Contact Information: Mary Mitros 630-407-6706
Tuesday, April 5, 2016
DuPage County and SCARCE Hold 10th Annual Sustainable Design Challenge
Students from several DuPage County high schools displayed their environmentally-friendly building projects to the public at the 10th Annual Sustainable Design Challenge on Tuesday, held at DuPage County’s Administration Building in Wheaton.
Sponsored by DuPage County, SCARCE coordinates the event each year to encourage local schools to explore sustainability topics with students. Participating high schools included Wheaton Warrenville South, York Community (Elmhurst), Glenbard East (Lombard), Addison Trail and Hinsdale Central.

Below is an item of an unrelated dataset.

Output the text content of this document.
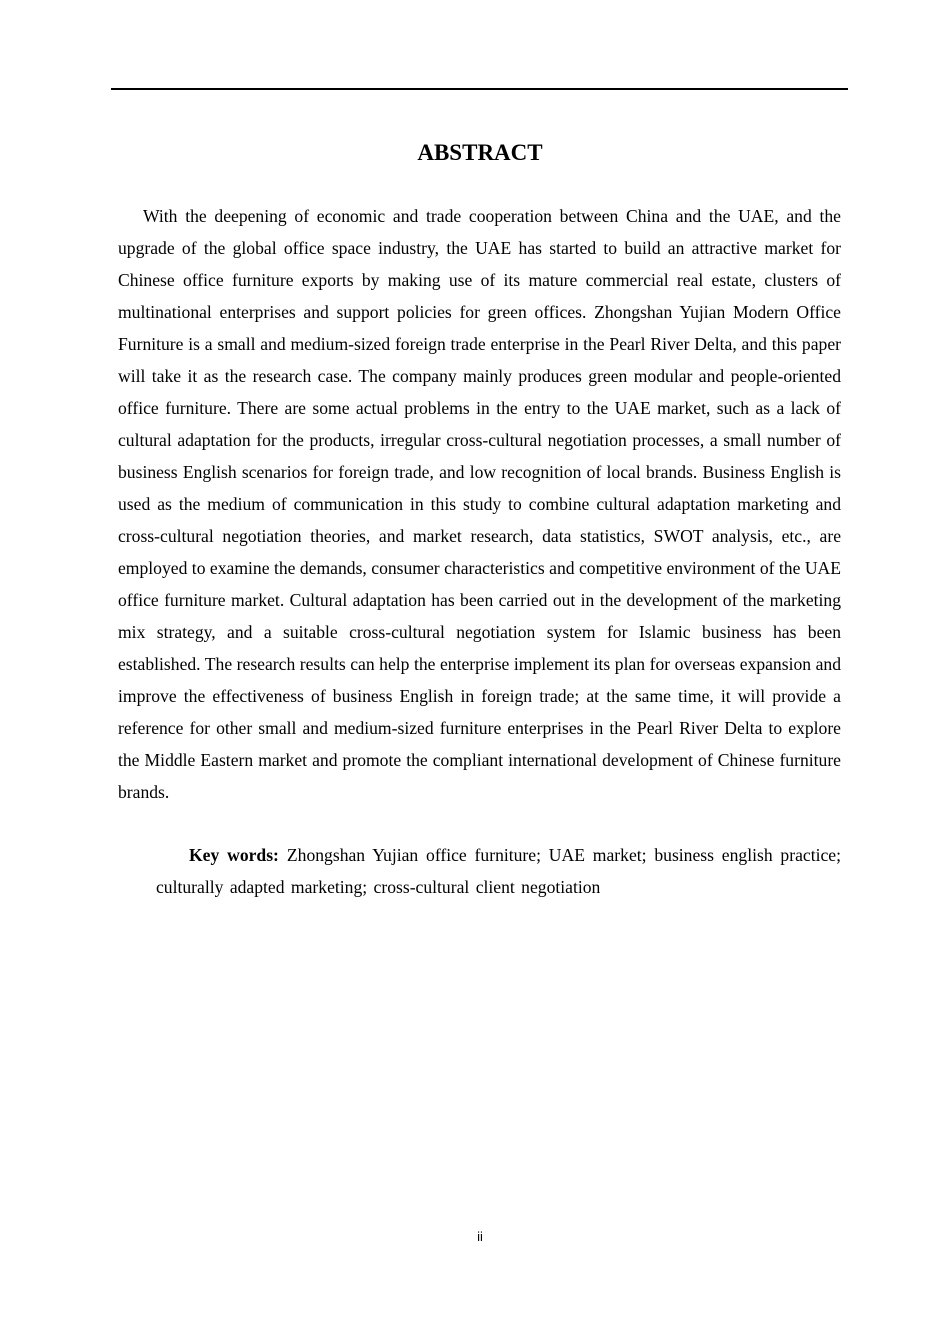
ABSTRACT

With the deepening of economic and trade cooperation between China and the UAE, and the upgrade of the global office space industry, the UAE has started to build an attractive market for Chinese office furniture exports by making use of its mature commercial real estate, clusters of multinational enterprises and support policies for green offices. Zhongshan Yujian Modern Office Furniture is a small and medium-sized foreign trade enterprise in the Pearl River Delta, and this paper will take it as the research case. The company mainly produces green modular and people-oriented office furniture. There are some actual problems in the entry to the UAE market, such as a lack of cultural adaptation for the products, irregular cross-cultural negotiation processes, a small number of business English scenarios for foreign trade, and low recognition of local brands. Business English is used as the medium of communication in this study to combine cultural adaptation marketing and cross-cultural negotiation theories, and market research, data statistics, SWOT analysis, etc., are employed to examine the demands, consumer characteristics and competitive environment of the UAE office furniture market. Cultural adaptation has been carried out in the development of the marketing mix strategy, and a suitable cross-cultural negotiation system for Islamic business has been established. The research results can help the enterprise implement its plan for overseas expansion and improve the effectiveness of business English in foreign trade; at the same time, it will provide a reference for other small and medium-sized furniture enterprises in the Pearl River Delta to explore the Middle Eastern market and promote the compliant international development of Chinese furniture brands.

Key words: Zhongshan Yujian office furniture; UAE market; business english practice; culturally adapted marketing; cross-cultural client negotiation

ii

“It’s exciting to see how the Sustainable Design Challenge has grown over the past decade,” said County Board Chairman Dan Cronin. “I applaud the diligence of teachers and students who advance our yearly competition by employing advanced technology to create such innovative designs. The teams always impress us with their articulate and compelling presentations. It’s a credit to everyone involved.”
This year’s was the largest event, as more than 40 student groups presented models of their designs to the public, County Board members, local professionals and County and municipal staff. Students also explained the design elements that made their projects sustainable, including renewable energy sources such as solar panels and wind turbines, water conservation elements using native plant landscaping, rain barrels and green infrastructure for stormwater management.
“The designs this year not only incorporate sustainable building elements as a way to be “green,” but they also provide multiple advantages,” said Stormwater Management Planning Committee Chairman Jim Zay. “For example, rain gardens featured in some designs provide ecological, educational and health benefits. This approach demonstrates that students are thinking of the real-world implications of their designs.”
Kay McKeen, founder and executive director of SCARCE, credits this year’s popularity to schools advancing science, technology, mathematics and engineering (STEM) education.
“STEM education in and out of the classroom is extremely helpful for students when they are deciding on college majors and future careers,” said McKeen. “To foster this, local high schools are expanding their STEM offerings, and this event has become a staple at several schools.”
During the event, students also toured sustainable practices throughout DuPage County’s campus, including a green roof, rain garden and restored wetland, as well as several features which promote sustainability within the DuPage Health Department’s Community Center.